There are, however, unofficial contacts between Moscow and Pristina through Russia’s liaison office in Kosovo. The office is headed by a Russian diplomat — Andrey Shugurov — who was accredited in Belgrade.
“We keep the minimum communication necessary for regular exchange of information. These contacts are not called official by Russia, which reflects its position on Kosovo’s independent institutions,” Selimi said.
Kosovo has repeatedly tried to organise meetings between the two countries’ senior officials but without success.
“It is not easy because the Russians refuse to meet us publicly. … We hope that this year some communication bridge will be built,” Selimi said.
But Kosovo officials say Russian diplomats’ statements leave some room for interaction.
“Russian diplomacy … is looking carefully at the developments in the Balkans, especially Serbia’s behaviour. The Russians often say ‘we can’t be bigger Serbs than the Serbs’,” Selimi said.
A major obstacle to establishing relations is Kosovo’s negative image in the Russian media, Albanologist Dimitry Chukov told SETimes.

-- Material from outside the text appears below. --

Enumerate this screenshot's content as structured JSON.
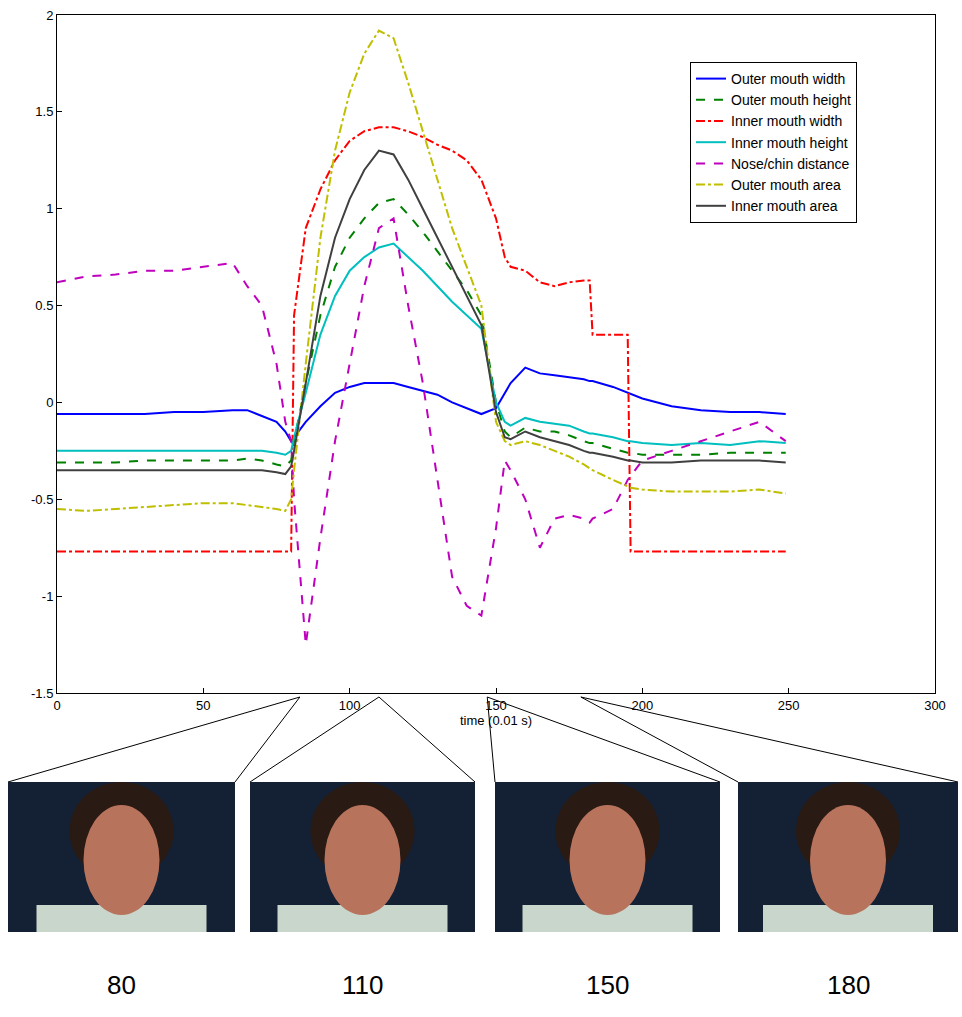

“Kosovo does not have not a positive image mainly because (the media portrays) the Serbs living in ghettoes … and NATO helping Albanians displace the Serbs from Kosovo,” Chukov said.
The failure to properly protect Serbian Orthodox churches also plays a role in creating the negative image, he added.
Chukov explained that given the traditional support Serbia receives from the Kremlin, Duma, Russian Orthodox Church and academic circles, Russia may change its position on Kosovo only if Serbia does so.
“It is up to Belgrade regarding how Moscow will deal with Kosovo,” Chukov concluded.